The sticky substance which has killed seabirds on the south coast is an oil additive according to academics, writes Jane Deith.
Birds, mostly guillemots, have been washing up on beaches from Sussex to Cornwall covered in the white, odourless, glue-like oil. It sticks their feathers together so they cannot fly or keep warm.
Initial analysis by scientists with the Environment Agency identified it as a kind of refined mineral oil. The agency has asked a lab to do further tests to pin it down.
But in the meantime experts at Plymouth University have tested the oil and announced it is a form of polyisobutane (PIB). This is a lubricating additive used in oils to improve performance. It is sticky and semi-solid, which explains why it congealed on the birds’ feathers.
More than 300 affected birds have been treated at an RSPCA centre near Taunton in Somerset. People have been donating margarine, which staff have found helps break down the oil when it is massaged into the birds’ feathers. Then the birds are cleaned with washing-up liquid and given fluids and fish.

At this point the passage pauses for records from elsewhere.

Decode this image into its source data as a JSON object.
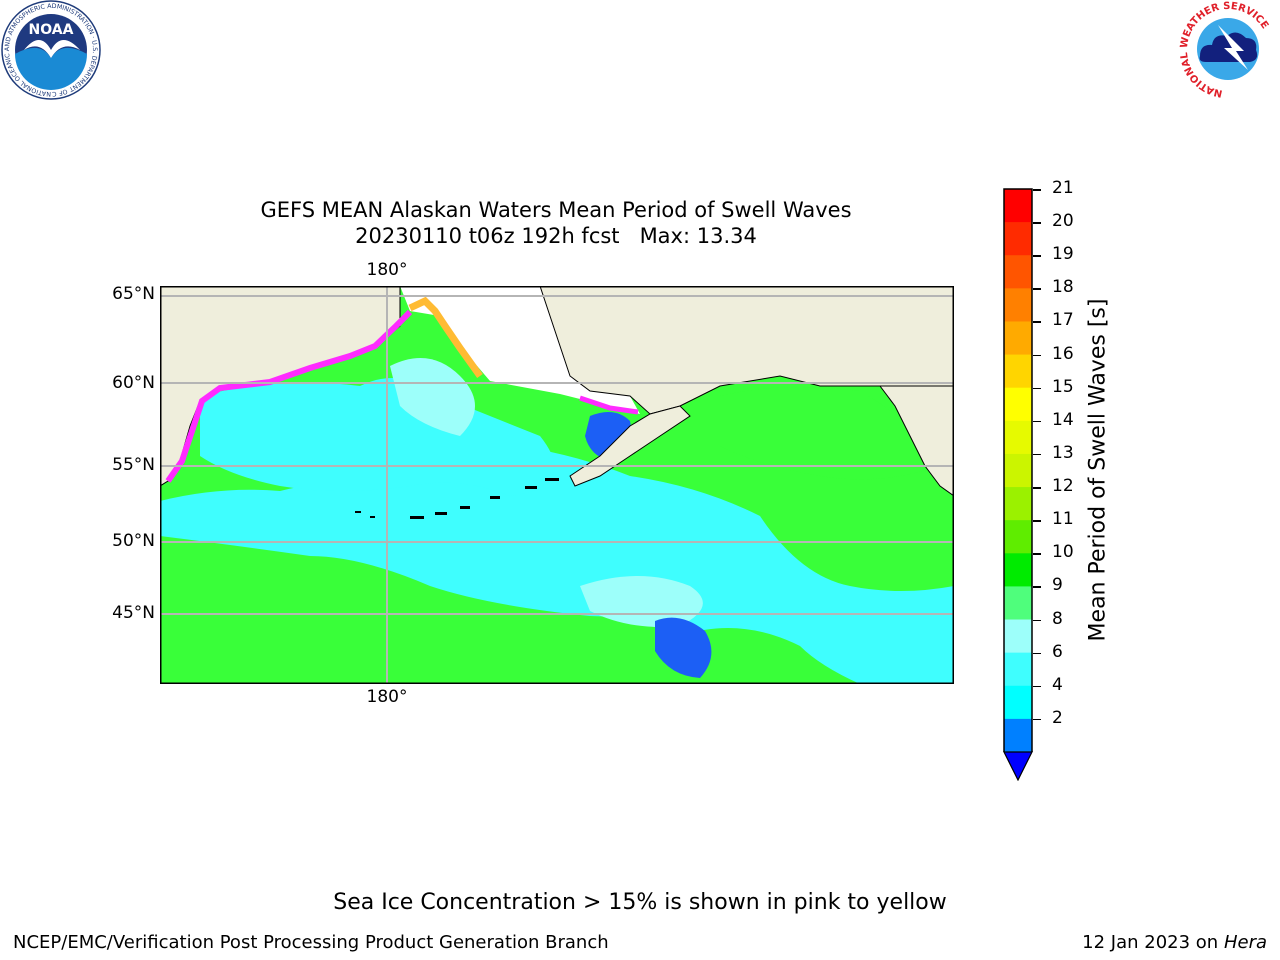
{
  "title": {
    "line1": "GEFS MEAN Alaskan Waters Mean Period of Swell Waves",
    "line2": "20230110 t06z 192h fcst   Max: 13.34"
  },
  "map": {
    "latitude_labels": [
      "65°N",
      "60°N",
      "55°N",
      "50°N",
      "45°N"
    ],
    "longitude_labels": {
      "top": "180°",
      "bottom": "180°"
    },
    "colors": {
      "land": "#efeedc",
      "ocean_mid": "#39ff39",
      "ocean_cyan": "#3ffefe",
      "ocean_light": "#9dfffa",
      "ice_pink": "#ff2bff",
      "ice_orange": "#ffbb33",
      "ice_free": "#ffffff",
      "blue": "#1c5ff5",
      "grid": "#b5b5b5"
    }
  },
  "colorbar": {
    "label": "Mean Period of Swell Waves [s]",
    "ticks": [
      "21",
      "20",
      "19",
      "18",
      "17",
      "16",
      "15",
      "14",
      "13",
      "12",
      "11",
      "10",
      "9",
      "8",
      "6",
      "4",
      "2"
    ],
    "bins": [
      {
        "color": "#ff0000"
      },
      {
        "color": "#ff2b00"
      },
      {
        "color": "#ff5500"
      },
      {
        "color": "#ff8000"
      },
      {
        "color": "#ffaa00"
      },
      {
        "color": "#ffd500"
      },
      {
        "color": "#ffff00"
      },
      {
        "color": "#e6fa00"
      },
      {
        "color": "#cbf500"
      },
      {
        "color": "#9bf100"
      },
      {
        "color": "#5fed00"
      },
      {
        "color": "#00eb00"
      },
      {
        "color": "#4ffe7c"
      },
      {
        "color": "#9dfffa"
      },
      {
        "color": "#3ffefe"
      },
      {
        "color": "#00ffff"
      },
      {
        "color": "#0080ff"
      }
    ],
    "under_color": "#0000ff"
  },
  "footer": {
    "note": "Sea Ice Concentration > 15% is shown in pink to yellow",
    "left": "NCEP/EMC/Verification Post Processing Product Generation Branch",
    "right_date": "12 Jan 2023 on",
    "right_host": "Hera"
  },
  "logos": {
    "noaa_text": "NOAA",
    "noaa_ring": "NATIONAL OCEANIC AND ATMOSPHERIC ADMINISTRATION · U.S. DEPARTMENT OF COMMERCE",
    "nws_ring": "NATIONAL WEATHER SERVICE"
  }
}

Sixty birds have now been moved to another RSPCA centre in west Sussex, where they are being fed up and slowly released into pools, where they can regain their strength. Eventually the RSCPA hopes to release them back into the wild.
Mystery still surrounds where the oil additive came from. The Maritime and Coastguard Agency says it need a definite confirmation of what the oil is, before it can work backwards to try to identify the vessel it might have come from.
It sent up a plane to search the south coast last week, and used satellite imaging, but couldn’t find a spill.
Thankfully the number of birds being found covered in oil is falling, although reports of contaminated birds have come in from the Isle of Wight and as far away as Ostend in Belgium.